Der Franz von Sales Hof war das Internatsgebäude von Haus Overbach, das 2012 geschlossen wurde. Brandschutzmaßnahmen erforderten einen grundsätzlichen Eingriff in den Baukörper, gleichzeitig stand die Zukunft des Internates in Frage. Aus personellen und wirtschaftlichen Gründen. Wir entschlossen uns nach langen Diskussionen in der Ordensleitung und nach einem Organisationsentwicklungsprozess zunächst für eine an die nun neu errichtete G8 Form in NRW anschließende Kollegstufe. Sie sollte eine Art Zwischenstufe für die nun jüngeren Abiturienten sein.
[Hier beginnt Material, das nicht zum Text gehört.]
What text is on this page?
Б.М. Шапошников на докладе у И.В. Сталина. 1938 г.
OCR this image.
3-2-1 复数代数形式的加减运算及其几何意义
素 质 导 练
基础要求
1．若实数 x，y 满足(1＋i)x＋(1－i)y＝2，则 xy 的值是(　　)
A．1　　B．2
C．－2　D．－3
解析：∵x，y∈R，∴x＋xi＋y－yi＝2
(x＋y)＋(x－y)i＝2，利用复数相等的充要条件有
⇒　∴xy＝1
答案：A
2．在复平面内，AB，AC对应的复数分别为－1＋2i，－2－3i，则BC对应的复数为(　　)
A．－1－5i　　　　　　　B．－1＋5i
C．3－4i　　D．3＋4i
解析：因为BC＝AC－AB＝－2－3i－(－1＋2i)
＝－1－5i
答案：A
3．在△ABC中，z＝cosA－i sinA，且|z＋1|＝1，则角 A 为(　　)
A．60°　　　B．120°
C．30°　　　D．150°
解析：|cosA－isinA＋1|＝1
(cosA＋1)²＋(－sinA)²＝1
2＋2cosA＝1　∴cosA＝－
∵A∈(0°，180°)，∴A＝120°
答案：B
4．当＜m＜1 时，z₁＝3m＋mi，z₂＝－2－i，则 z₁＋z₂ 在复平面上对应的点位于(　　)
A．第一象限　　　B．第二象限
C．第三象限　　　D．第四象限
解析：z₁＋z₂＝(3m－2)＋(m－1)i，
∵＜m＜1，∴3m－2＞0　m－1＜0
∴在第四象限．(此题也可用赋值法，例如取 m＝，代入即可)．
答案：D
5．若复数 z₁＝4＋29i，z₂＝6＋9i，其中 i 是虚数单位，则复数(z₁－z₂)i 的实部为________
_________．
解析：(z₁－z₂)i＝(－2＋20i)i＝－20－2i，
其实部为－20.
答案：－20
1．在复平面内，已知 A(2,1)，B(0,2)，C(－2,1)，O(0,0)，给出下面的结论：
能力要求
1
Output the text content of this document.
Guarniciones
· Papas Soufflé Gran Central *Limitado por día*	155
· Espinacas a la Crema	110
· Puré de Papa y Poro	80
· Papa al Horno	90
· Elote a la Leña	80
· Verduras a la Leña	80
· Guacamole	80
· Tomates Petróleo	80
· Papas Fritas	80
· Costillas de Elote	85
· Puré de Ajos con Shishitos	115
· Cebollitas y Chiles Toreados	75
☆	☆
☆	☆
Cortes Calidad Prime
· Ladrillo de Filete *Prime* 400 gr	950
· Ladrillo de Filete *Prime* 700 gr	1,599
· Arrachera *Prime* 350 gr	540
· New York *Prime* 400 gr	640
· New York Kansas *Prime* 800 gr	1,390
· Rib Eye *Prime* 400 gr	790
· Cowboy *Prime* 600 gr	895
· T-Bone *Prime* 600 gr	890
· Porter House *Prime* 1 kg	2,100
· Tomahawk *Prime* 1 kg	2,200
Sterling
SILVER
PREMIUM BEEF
Ausgehend vom MINT-Schwerpunkt, der ja mit dem Science Collage hier in Haus Overbach vorgegeben ist, dachte man ein Curriculum, das den jungen Menschen helfen sollte, einerseits eine gute Wahl für ein naturwissenschaftliches Studium zu treffen, andrerseits auch die nun ein Jahr früher aus der Schule entlassenen jungen Menschen in ihrer Persönlichkeitsentwicklung zu fördern.

Allerdings wollte man nicht eine Institution fördern, die das gerade erst abgeschaffte 9. Gymnasialjahr wieder unter einem anderen Titel einführt. Dass es uns allerdings nicht nur um eine Wissensvermittlung sondern um eine ganzheitliche Förderung und Bildung im Sinne der spirituellen und sozialen Kompetenz der jungen Erwachsenen ging, wurde dabei zu wenig beachtet. Leider sind unsere politischen und öffentlichen Argumente heute auch viel zu viel pragmatisch, weil (leider) Wirtschaftlichkeit und Finanzen heute überall Priorität hat. Was die ganzheitliche Bildung eines Menschen betrifft und sie fördert, wird zwar von allen Seiten als wichtig gesehen, bleibt aber dann doch meist der individuellen Gewichtung der jungen Menschen und deren Eltern überlassen.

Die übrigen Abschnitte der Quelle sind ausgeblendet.